Critical Maker Culture
A potentially new path to strengthening social self-determination is currently emerging through hacker- and maker communities, in which citizens participate directly in the development and production of new technical artefacts. The democratisation of technology in a globally connected open-source network makes evident an increasing decentralisation of power structures and production, making possible the experimentation with new forms of collaboration – but under what conditions can this democratic potential unfold, and democracy for whom? A central question is therefore in which way these novel structures can provide an access to technologies on a base of diversity and inclusion.
This research group conducted research at the Weizenbaum Institute from 2017 to 2022. In the newly launched research program, research will henceforth be organised in 16 research groups. These will be flanked and supported by the new Weizenbaum Digital Science Center.
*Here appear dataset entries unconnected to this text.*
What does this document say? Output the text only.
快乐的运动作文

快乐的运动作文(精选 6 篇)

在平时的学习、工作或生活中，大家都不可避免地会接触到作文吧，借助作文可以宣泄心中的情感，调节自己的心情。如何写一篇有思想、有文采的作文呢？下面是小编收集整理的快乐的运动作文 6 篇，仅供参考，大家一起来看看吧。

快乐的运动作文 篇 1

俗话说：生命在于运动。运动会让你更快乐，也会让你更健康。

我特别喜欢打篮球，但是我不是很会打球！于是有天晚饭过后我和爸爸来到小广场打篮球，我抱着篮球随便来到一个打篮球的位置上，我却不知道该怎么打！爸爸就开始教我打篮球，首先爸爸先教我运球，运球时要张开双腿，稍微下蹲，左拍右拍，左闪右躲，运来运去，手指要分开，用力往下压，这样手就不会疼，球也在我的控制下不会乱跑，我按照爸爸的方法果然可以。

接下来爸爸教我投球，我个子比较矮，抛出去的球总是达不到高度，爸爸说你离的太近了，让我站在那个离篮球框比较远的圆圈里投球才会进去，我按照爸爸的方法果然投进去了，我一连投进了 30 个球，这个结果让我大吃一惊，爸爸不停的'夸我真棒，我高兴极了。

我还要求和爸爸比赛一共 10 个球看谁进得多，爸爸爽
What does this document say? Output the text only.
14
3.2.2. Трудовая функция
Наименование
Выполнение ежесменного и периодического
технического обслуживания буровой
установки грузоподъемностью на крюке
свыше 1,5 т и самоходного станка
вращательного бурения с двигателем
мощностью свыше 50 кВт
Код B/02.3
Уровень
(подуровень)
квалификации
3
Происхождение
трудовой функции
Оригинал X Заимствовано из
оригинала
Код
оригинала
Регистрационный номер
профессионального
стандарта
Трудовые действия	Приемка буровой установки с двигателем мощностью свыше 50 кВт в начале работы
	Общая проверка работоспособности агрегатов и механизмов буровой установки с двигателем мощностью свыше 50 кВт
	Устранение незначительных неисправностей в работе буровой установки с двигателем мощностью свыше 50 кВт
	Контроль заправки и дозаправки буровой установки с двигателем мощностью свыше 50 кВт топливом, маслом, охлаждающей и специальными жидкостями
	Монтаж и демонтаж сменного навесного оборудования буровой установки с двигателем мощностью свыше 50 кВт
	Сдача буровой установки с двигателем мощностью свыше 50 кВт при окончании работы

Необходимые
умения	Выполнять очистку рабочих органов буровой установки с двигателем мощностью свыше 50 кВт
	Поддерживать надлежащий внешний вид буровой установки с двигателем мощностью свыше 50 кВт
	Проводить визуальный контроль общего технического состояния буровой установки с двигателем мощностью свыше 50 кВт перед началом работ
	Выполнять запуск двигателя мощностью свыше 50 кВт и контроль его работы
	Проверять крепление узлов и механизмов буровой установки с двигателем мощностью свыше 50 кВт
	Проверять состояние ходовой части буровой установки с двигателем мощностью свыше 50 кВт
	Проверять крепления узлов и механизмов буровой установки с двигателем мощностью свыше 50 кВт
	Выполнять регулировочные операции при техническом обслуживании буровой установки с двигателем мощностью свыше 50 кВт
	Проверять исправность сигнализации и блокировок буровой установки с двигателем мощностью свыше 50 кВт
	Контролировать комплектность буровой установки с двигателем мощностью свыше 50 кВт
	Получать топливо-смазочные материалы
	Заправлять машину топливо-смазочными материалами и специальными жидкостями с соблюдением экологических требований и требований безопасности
The term ‘maker movement’ describes a decentralised network of producers who engage into a ‘glocal’ development of new systems and artefacts through digital production possibilities such as open-source code and rapid prototyping. In many cases, the production takes place in a meshwork of informal and temporary labs that operate as open eco-systems of actors and resources.
Open lab structures
The democratisation of technology in a globally connected network makes evident an increasing decentralisation of power structures and production, making possible the experimentation with new forms of collaboration – but under what conditions can this democratic potential unfold, and democracy for who? A central question is therefore in which way these open lab structures in their diverse forms – be it as urban fabrication labs, makerspaces, hacker collectives or think/do-tanks – can provide an access to technologies on/and a base of diversity and inclusion. With a focus on the topic-areas of gender, sustainability and international development, the research group investigated the question of whether the promises of democratic technologies be fulfilled and thus help to achieve a greater accessibility and multiplicity.
These questions were empirically examined and put into an international dialogue in order to locate overarching tendencies and challenges. In addition, the practice-based method of ‘critical making’ was employed to create own design experiments and interventions as contributions to the discourse, for instance in the form of prototypes, as well as through performances and exhibitions.